4.2. Sensitive Data Protection

The size of the dataset selected for the protection of sensitive data is 28,900. The content of the dataset includes the name of the visitor, the content of the comment, and the time of the comment. The change of the value, the number of anonymous groups obtained, and the time consumed are used to prove the feasibility of the algorithm.
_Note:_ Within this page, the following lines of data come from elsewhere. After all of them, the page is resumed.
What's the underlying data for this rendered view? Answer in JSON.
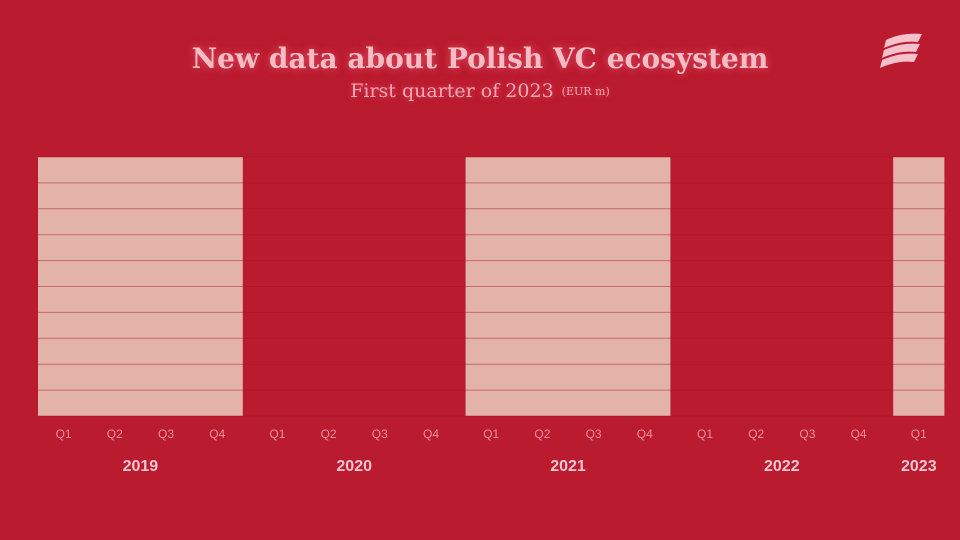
{
  "header": {
    "title": "New data about Polish VC ecosystem",
    "subtitle": "First quarter of 2023",
    "unit": "(EUR m)"
  },
  "logo": {
    "icon": "stacked-waves-icon"
  },
  "colors": {
    "background": "#bb1b2e",
    "band": "#e2b3a6",
    "grid": "#a5162a",
    "quarter_label": "#f08fa3",
    "year_label": "#f8c6cf"
  },
  "chart_data": {
    "type": "bar",
    "title": "New data about Polish VC ecosystem",
    "subtitle": "First quarter of 2023",
    "unit": "EUR m",
    "grid": true,
    "groups": [
      {
        "year": "2019",
        "quarters": [
          "Q1",
          "Q2",
          "Q3",
          "Q4"
        ],
        "highlighted": true
      },
      {
        "year": "2020",
        "quarters": [
          "Q1",
          "Q2",
          "Q3",
          "Q4"
        ],
        "highlighted": false
      },
      {
        "year": "2021",
        "quarters": [
          "Q1",
          "Q2",
          "Q3",
          "Q4"
        ],
        "highlighted": true
      },
      {
        "year": "2022",
        "quarters": [
          "Q1",
          "Q2",
          "Q3",
          "Q4"
        ],
        "highlighted": false
      },
      {
        "year": "2023",
        "quarters": [
          "Q1"
        ],
        "highlighted": true
      }
    ]
  }
}
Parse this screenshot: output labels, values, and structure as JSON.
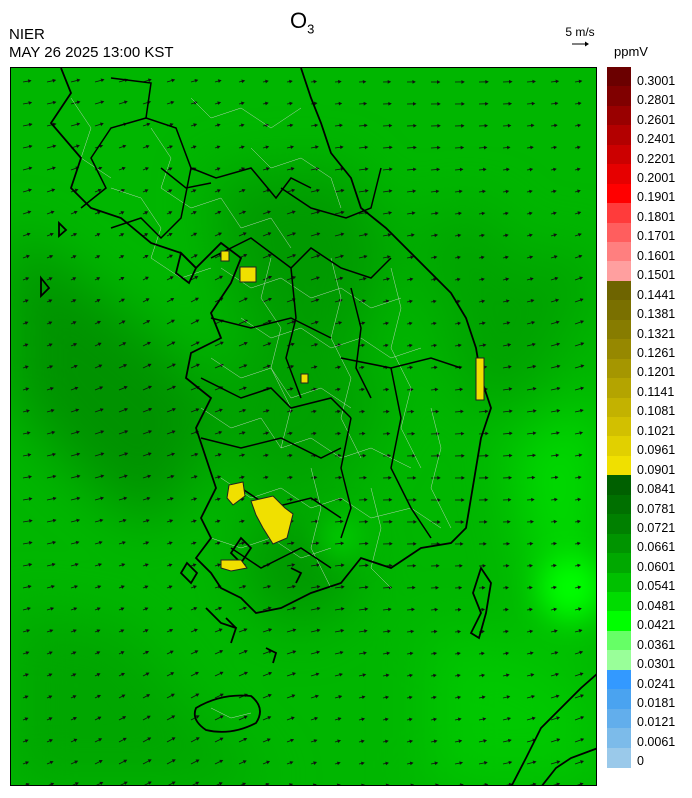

The experimental comparison shows that the DIDF algorithm achieves the protection of sensitive data by dynamically acquiring the processed dataset. It not only can ensure the independence of the data in each time period, but also is more conducive to the centralized protection of data. The experimental results after the operation are similar to the experimental results of the Flexible Partition algorithm which is shown in Figure 4. That is, it is possible to obtain as many anonymous groups as possible, and the algorithm is also acceptable over time.

5. Conclusion

This paper first uses NLP’s lexical data package THULAC to preprocess the dataset. Then according to the temporal characteristics of the data stream, a sliding window-based sensitive data mining algorithm is proposed, which takes the most important attributes of time and adopts the data structure of the enumeration tree. The storage of the calculation results is realized. By defining the upper and lower bounds of the data item type, the enumeration tree and the data collection information are updated only when the relative support degree reaches the upper and lower bounds of the type change, thereby saving the calculation time. Finally, the threshold self-learning function is used to determine the threshold for finding the minimum time spent in ensuring the accuracy of mining data. This method can determine the optimal threshold in the same dataset, thereby improving the experimental efficiency. In the protection of sensitive data, using DIDF algorithm to dynamically change the processing dataset not only can guarantee the independence of the dataset in each time period, but also can always obtain the maximum number of anonymous groups. Experiments show that the above methods can significantly improve the computational efficiency while ensuring the accuracy of the experimental results in the mining and protection of sensitive data and consider the time characteristics of the dataset, which has strong operability and feasibility. We intend to explore several directions in future work, including extending the algorithm to deal with the frequent pattern mining on data stream in distributed environment. Furthermore, because sensitive data mining may lead to personal privacy leakage, we intend to add a differential privacy method into our SL-SDMA method. We intend to explore several directions in future work, including extending the algorithm to deal with the frequent pattern mining on data stream in distributed environment. Furthermore, because sensitive data mining may lead to personal privacy leakage, we intend to add a differential privacy method to our SL-SDMA method.

Data Availability

The data used to support the findings of this study are available from the corresponding author upon request or from the following link: https://pan.baidu.com/s/1-LEzNrk9YjG8o0hOhi0WWA.

Conflicts of Interest

The authors declare that they have no conflicts of interest.

Acknowledgments

This research was supported by the Natural Science Foundation of China (No. 61772034, No. 61871412) and Natural Science Foundation of Anhui Province (No. 1808085MF172).